The two-week Olympics started on the 8th, so the bonus viewing service — of 20 video-clips a day featuring Kiwi athletes in action — obviously didn’t get much traction as, well, people didn’t know about it. No medals for Telecom’s service then.
Would you trust a mad monk?
The week stayed interesting with a trip to the Tuanz II conference, which featured a spirited face-off between next-term government wannabe telco ministers David Cunliffe and Maurice Williamson.
The relaxed incumbent, Cunliffe, said he hadn’t prepared a speech and did an off-the-cuff job, while Williamson raced through a veritable banquet of information in an “I-definitely-wannabe-the-next-minister” mini-presentation.
This was somewhat marred by his reference to himself as a “right-wing mad monk”, however. E-tales knows this is a reference to prominent Thatcherite British Conservative cabinet minister Keith Joseph, who was dubbed “the mad monk”, but since his day we’ve had the mad albino monk of The Da Vinci Code movie fame. Lucky our Maurice isn’t a blond.
Not such a big deal
A media release arrived in an e-taler’s inbox last week, and the first four words of the headline — “Infosys to acquire Axon” — got him rather excited.
After all, for a huge Indian outsourcer to buy a New Zealand IT company like Axon is a big deal.
However, on reading the headline in full — “Infosys to acquire Axon as Indian services companies expand in Europe” — he realised the Axon in question wasn’t the Kiwi one, but rather a British SAP specialist with the same name.
We hope the deal between Infosys and the UK Axon doesn’t cause any confusion for the local Axon.
An email listing seriously dumb-ass support calls — sent to us by a Computerworld subscriber — gave us a laugh here at E-tales. Here’s a sample:
Tech support: “Okay Colin, let’s press the control and escape keys at the same time. That brings up a task list in the middle of the screen. Now type the letter ‘P’ to bring up the Program Manager.”
Customer: “I don’t have a P.”
Tech support: “On your keyboard, Colin.”
Customer: “What do you mean?”
Tech support: “‘P’.....on your keyboard, Colin.”
Customer: “I’M NOT GOING TO DO THAT!!”
Digital Cavity 1.5
Another one of our e-talers had rather a disappointing week. Having gotten an early (tree) copy of the government’s latest planning missive — Digital Strategy 2.0 — he got all proactive and went online, hungry for exponential engagement in the vision of living convergently digital (sorry, this inflated prose gets to you after a while, he tells us).
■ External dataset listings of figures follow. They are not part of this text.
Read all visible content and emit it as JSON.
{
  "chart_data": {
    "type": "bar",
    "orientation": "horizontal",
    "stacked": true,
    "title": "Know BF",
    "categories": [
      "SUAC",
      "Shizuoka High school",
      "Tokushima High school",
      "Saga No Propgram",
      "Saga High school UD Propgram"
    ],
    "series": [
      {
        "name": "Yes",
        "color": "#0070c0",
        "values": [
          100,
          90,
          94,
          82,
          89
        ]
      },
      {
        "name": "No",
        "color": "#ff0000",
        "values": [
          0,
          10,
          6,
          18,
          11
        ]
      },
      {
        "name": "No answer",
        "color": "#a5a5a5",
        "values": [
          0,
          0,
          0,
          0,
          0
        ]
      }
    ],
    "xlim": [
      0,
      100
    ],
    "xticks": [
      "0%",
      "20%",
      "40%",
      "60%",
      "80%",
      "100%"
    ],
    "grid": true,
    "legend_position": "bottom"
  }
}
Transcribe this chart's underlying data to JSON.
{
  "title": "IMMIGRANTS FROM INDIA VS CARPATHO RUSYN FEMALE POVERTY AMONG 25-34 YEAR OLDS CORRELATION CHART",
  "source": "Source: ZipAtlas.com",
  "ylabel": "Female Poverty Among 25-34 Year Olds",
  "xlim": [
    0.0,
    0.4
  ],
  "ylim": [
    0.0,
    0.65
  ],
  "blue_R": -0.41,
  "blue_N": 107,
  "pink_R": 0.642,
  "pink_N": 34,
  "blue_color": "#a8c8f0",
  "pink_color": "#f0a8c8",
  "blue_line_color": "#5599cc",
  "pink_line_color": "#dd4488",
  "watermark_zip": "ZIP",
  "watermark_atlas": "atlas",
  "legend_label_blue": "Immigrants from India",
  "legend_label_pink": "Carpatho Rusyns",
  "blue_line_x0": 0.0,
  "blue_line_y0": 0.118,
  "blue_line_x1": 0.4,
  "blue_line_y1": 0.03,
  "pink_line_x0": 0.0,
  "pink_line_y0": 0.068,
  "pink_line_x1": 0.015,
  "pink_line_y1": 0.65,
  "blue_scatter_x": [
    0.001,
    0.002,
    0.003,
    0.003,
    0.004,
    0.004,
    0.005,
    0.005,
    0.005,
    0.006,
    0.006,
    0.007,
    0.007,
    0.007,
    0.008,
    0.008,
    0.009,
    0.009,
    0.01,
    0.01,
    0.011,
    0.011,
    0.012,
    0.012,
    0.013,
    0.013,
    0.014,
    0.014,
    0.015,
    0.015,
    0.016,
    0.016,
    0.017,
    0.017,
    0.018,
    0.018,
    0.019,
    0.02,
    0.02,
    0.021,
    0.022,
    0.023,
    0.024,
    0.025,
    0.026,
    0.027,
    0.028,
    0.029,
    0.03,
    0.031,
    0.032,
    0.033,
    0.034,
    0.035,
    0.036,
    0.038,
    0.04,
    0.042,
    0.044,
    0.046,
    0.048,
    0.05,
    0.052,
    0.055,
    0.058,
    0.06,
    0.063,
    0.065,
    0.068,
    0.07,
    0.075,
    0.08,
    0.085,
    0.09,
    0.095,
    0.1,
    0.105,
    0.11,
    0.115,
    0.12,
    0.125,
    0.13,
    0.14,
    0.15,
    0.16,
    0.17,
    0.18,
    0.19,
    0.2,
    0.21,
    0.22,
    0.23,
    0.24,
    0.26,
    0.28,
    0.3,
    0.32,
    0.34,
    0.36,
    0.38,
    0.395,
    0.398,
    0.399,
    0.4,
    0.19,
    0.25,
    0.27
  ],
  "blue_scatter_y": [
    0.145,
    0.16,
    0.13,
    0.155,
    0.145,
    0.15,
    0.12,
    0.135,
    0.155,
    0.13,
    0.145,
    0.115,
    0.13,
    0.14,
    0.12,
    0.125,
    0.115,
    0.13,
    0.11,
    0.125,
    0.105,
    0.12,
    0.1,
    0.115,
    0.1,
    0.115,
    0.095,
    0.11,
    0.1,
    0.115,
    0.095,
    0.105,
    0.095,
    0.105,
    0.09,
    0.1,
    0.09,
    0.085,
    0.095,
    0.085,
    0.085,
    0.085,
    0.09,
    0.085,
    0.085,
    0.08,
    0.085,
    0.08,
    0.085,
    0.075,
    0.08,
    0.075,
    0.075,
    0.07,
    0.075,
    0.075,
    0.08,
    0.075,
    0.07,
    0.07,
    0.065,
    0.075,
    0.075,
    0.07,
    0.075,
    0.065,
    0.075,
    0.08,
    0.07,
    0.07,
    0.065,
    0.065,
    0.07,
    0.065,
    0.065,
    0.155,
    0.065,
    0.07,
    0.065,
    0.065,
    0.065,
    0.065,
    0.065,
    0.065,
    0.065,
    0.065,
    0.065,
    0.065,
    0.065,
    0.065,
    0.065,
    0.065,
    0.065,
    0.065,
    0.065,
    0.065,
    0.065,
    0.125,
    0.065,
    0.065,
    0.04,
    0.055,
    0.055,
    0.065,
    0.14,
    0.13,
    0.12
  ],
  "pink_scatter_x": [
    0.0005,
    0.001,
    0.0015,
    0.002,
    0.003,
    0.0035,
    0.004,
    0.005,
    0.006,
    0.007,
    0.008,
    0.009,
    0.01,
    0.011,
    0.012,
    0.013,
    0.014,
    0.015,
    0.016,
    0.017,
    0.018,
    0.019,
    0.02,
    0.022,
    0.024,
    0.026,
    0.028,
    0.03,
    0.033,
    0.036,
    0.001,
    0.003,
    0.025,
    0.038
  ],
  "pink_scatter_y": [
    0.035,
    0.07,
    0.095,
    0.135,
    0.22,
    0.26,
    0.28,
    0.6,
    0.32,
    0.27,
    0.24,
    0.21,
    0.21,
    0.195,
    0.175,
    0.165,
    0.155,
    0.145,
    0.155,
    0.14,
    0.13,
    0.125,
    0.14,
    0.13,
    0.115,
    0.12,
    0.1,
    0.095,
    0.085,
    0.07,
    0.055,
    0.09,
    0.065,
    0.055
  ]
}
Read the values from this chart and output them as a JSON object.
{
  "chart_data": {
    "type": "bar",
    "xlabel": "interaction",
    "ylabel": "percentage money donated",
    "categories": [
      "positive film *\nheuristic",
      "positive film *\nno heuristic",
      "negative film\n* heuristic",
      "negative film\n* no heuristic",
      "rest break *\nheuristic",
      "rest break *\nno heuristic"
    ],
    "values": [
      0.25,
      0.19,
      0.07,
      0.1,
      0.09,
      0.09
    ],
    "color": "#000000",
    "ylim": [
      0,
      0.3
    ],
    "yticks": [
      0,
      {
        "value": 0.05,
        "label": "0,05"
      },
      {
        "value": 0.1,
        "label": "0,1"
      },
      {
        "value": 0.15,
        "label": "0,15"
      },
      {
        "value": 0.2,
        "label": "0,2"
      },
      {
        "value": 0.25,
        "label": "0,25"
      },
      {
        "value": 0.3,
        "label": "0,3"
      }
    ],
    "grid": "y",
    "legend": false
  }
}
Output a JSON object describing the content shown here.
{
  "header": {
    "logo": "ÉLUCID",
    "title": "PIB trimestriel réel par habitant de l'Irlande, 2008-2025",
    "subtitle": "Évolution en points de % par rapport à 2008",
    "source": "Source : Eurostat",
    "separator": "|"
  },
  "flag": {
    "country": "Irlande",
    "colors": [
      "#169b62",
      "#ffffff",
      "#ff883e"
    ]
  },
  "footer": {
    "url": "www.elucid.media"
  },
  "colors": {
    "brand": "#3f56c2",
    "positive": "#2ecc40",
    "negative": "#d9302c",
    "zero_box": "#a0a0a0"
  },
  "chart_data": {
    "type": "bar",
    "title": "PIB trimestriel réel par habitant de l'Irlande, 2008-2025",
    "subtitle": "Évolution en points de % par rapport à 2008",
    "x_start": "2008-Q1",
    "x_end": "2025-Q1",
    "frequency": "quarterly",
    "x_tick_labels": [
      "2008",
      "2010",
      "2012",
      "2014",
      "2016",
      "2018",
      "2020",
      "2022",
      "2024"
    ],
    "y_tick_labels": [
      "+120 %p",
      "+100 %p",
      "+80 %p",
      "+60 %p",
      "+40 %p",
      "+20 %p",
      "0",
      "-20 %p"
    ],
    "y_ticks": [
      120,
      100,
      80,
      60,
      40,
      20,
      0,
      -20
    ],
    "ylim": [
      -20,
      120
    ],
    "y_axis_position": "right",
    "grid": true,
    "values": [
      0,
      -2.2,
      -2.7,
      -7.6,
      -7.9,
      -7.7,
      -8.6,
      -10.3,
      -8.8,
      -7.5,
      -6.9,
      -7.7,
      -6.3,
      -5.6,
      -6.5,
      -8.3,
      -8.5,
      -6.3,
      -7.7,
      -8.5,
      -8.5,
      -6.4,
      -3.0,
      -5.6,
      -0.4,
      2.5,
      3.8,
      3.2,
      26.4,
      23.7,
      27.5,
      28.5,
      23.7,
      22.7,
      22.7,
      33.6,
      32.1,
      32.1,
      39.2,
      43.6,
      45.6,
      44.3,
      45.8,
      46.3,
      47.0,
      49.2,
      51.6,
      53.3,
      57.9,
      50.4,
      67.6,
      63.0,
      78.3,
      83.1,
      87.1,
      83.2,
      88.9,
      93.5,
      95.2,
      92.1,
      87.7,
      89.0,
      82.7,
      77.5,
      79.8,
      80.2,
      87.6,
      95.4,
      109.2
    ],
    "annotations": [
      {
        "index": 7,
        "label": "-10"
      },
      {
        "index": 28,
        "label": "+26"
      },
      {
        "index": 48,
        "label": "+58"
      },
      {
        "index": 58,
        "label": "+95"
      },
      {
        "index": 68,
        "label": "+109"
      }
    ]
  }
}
Anyway, he turned impatiently to the interactive read-write web, hoping for a searchable copy, so he could maximise his bandwidth and productivity by efficiently navigating the resource’s infrastructure (whoooa there, boy). But really… he wanted to look for some key words he thought ought to be in the doc which he had perhaps overlooked.
However, more than five hours after its official launch, the new DigiStrat was nowhere to be seen — see image below.
Twenty minutes later, a web document appeared — but it was only the draft version that’s been there for four months.
Our e-taler had expected the prompt recycling implied by a “cradle-to-cradle design and production philosophy” [DigiStrat 2.0 (tree version), p. 22].
Clearly, the sustainable reincarnation from cradle 1.0 to cradle 2.0 (www.digitalstrategy.govt.nz) was going through a grave phase.
However, Version 2.0 was there next day.